Erythromelalgia is a clinical diagnosis characterized by erythema, increased temperature and burning pain in acral skin. The pain is relieved by cooling and aggravated by warming. The symptoms have been hypothesized to be caused by skin hypoxia due to increased arteriovenous shunting. We examined skin microvascular perfusion in response to vasoconstrictory and vasodilatory stimuli, to characterize local and central neurogenic reflexes as well as vascular smooth muscle and vascular endothelial function, using laser Doppler perfusion measurements in 14 patients with primary erythromelalgia and healthy control persons. Skin perfusion preceding provocative stimuli was significantly reduced in patients with erythromelalgia (p < 0.01). The laser Doppler flowmetry signal after sympathetic stimulation of reflexes mediated through the central nervous system, was significantly diminished in patients with erythromelalgia as compared with healthy controls (Valsalva's maneuver p < 0.01; contralateral cooling test p < 0.05). Local neurogenic vasoconstrictor (venous cuff occlusion and dependency of the extremity) and vasodilator reflexes (local heating of the skin), as well as tests for vascular smooth muscle and vascular endothelial function (postocclusive hyperemic response) were maintained. These results indicate that postganglionic sympathetic dysfunction and denervation hypersensitivity may play a pathogenetic role in primary erythromelalgia, whereas local neurogenic as well as endothelial function is unaffected.

Erythromelalgia in a patient with AIDS.

Mørk C, Kalgaard OM, Myrvang B, Kvernebo K
Journal of the European Academy of Dermatology and Venereology : JEADV

Erythromelalgia is a clinical syndrome characterized by burning pain in the extremities together with erythema and increased skin temperature. Typically, the patients experience relief from cold, and aggravation from warmth. Symptoms are hypothesized to be caused by arteriovenous shunting and reduced nutritive skin capillary perfusion with corresponding tissue hypoxia. Erythromelalgia is most often primary, but may be secondary to a wide variety of diseases. We report erythromelalgia in a patient with acquired immune deficiency syndrome (AIDS). At peak pain intensity he actively cooled hands and feet for more than 12 h/day. Many doctors handling human immunodeficiency virus/AIDS patients are unfamiliar with erythromelalgia, and the condition can easily be overlooked, especially the more common milder cases.

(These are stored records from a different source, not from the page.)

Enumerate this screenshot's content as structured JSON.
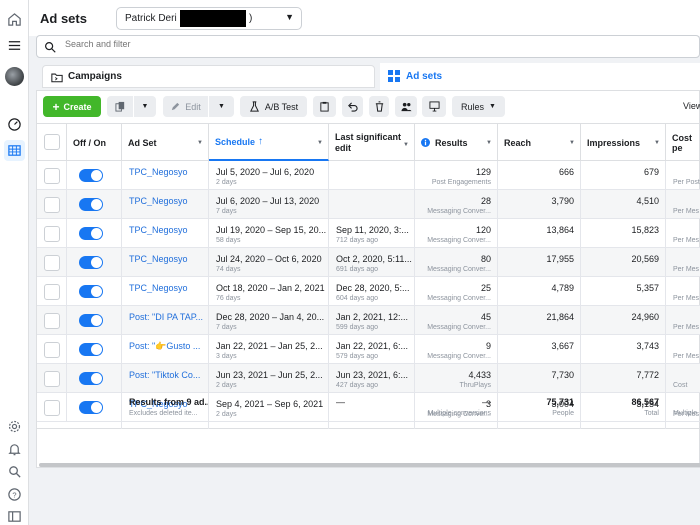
{
  "header": {
    "title": "Ad sets",
    "account_name": "Patrick Deri (2",
    "account_suffix": ")"
  },
  "search": {
    "placeholder": "Search and filter"
  },
  "tabs": {
    "campaigns": "Campaigns",
    "adsets": "Ad sets"
  },
  "toolbar": {
    "create": "Create",
    "edit": "Edit",
    "ab_test": "A/B Test",
    "rules": "Rules",
    "view": "View"
  },
  "columns": {
    "off_on": "Off / On",
    "ad_set": "Ad Set",
    "schedule": "Schedule",
    "last_edit": "Last significant edit",
    "results": "Results",
    "reach": "Reach",
    "impressions": "Impressions",
    "cost": "Cost pe"
  },
  "rows": [
    {
      "name": "TPC_Negosyo",
      "schedule": "Jul 5, 2020 – Jul 6, 2020",
      "duration": "2 days",
      "edit": "",
      "edit_ago": "",
      "results": "129",
      "result_type": "Post Engagements",
      "reach": "666",
      "impressions": "679",
      "cost_sub": "Per Post"
    },
    {
      "name": "TPC_Negosyo",
      "schedule": "Jul 6, 2020 – Jul 13, 2020",
      "duration": "7 days",
      "edit": "",
      "edit_ago": "",
      "results": "28",
      "result_type": "Messaging Conver...",
      "reach": "3,790",
      "impressions": "4,510",
      "cost_sub": "Per Mes"
    },
    {
      "name": "TPC_Negosyo",
      "schedule": "Jul 19, 2020 – Sep 15, 20...",
      "duration": "58 days",
      "edit": "Sep 11, 2020, 3:...",
      "edit_ago": "712 days ago",
      "results": "120",
      "result_type": "Messaging Conver...",
      "reach": "13,864",
      "impressions": "15,823",
      "cost_sub": "Per Mes"
    },
    {
      "name": "TPC_Negosyo",
      "schedule": "Jul 24, 2020 – Oct 6, 2020",
      "duration": "74 days",
      "edit": "Oct 2, 2020, 5:11...",
      "edit_ago": "691 days ago",
      "results": "80",
      "result_type": "Messaging Conver...",
      "reach": "17,955",
      "impressions": "20,569",
      "cost_sub": "Per Mes"
    },
    {
      "name": "TPC_Negosyo",
      "schedule": "Oct 18, 2020 – Jan 2, 2021",
      "duration": "76 days",
      "edit": "Dec 28, 2020, 5:...",
      "edit_ago": "604 days ago",
      "results": "25",
      "result_type": "Messaging Conver...",
      "reach": "4,789",
      "impressions": "5,357",
      "cost_sub": "Per Mes"
    },
    {
      "name": "Post: \"DI PA TAP...",
      "schedule": "Dec 28, 2020 – Jan 4, 20...",
      "duration": "7 days",
      "edit": "Jan 2, 2021, 12:...",
      "edit_ago": "599 days ago",
      "results": "45",
      "result_type": "Messaging Conver...",
      "reach": "21,864",
      "impressions": "24,960",
      "cost_sub": "Per Mes"
    },
    {
      "name": "Post: \"👉Gusto ...",
      "schedule": "Jan 22, 2021 – Jan 25, 2...",
      "duration": "3 days",
      "edit": "Jan 22, 2021, 6:...",
      "edit_ago": "579 days ago",
      "results": "9",
      "result_type": "Messaging Conver...",
      "reach": "3,667",
      "impressions": "3,743",
      "cost_sub": "Per Mes"
    },
    {
      "name": "Post: \"Tiktok Co...",
      "schedule": "Jun 23, 2021 – Jun 25, 2...",
      "duration": "2 days",
      "edit": "Jun 23, 2021, 6:...",
      "edit_ago": "427 days ago",
      "results": "4,433",
      "result_type": "ThruPlays",
      "reach": "7,730",
      "impressions": "7,772",
      "cost_sub": "Cost"
    },
    {
      "name": "TPC_Negosyo",
      "schedule": "Sep 4, 2021 – Sep 6, 2021",
      "duration": "2 days",
      "edit": "",
      "edit_ago": "",
      "results": "3",
      "result_type": "Messaging Conver...",
      "reach": "3,004",
      "impressions": "3,154",
      "cost_sub": "Per Mes"
    }
  ],
  "summary": {
    "label": "Results from 9 ad...",
    "note": "Excludes deleted ite...",
    "edit": "—",
    "results": "—",
    "results_sub": "Multiple conversions",
    "reach": "75,731",
    "reach_sub": "People",
    "impressions": "86,567",
    "impressions_sub": "Total",
    "cost_sub": "Multiple"
  },
  "colors": {
    "accent": "#1877f2",
    "create_green": "#42b72a"
  }
}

Microvascular arteriovenous shunting is a probable pathogenetic mechanism in erythromelalgia.

Mork C, Asker CL, Salerud EG, Kvernebo K
The Journal of investigative dermatology

Erythromelalgia is a condition consisting of red, warm, and burning painful extremities. Symptoms are relieved by cold and aggravated by heat. A wide variety of etiologic conditions can cause erythromelalgia, but one common pathogenetic mechanism, microvascular arteriovenous shunting, has been hypothesized. The aim of this study was to test this hypothesis. Quantification of skin microvascular perfusion using laser Doppler perfusion imaging and skin temperature at rest and after central body heating was performed in 14 patients with erythromelalgia and 11 controls. Attacks of erythromelalgia were induced in eight patients after heat provocation. In the plantar region of the foot, the location of numerous anatomical arteriovenous shunts, these patients significantly increased the skin perfusion as compared with asymptomatic patients with erythromelalgia and controls. In the dorsal region with few arteriovenous shunts no significant differences between the groups were demonstrated. The results show a relation between clinical symptoms and increased perfusion in the region of numerous anatomical arteriovenous shunts, and support the hypothesis of increased thermoregulatory arteriovenous shunt flow during attacks in primary erythromelalgia.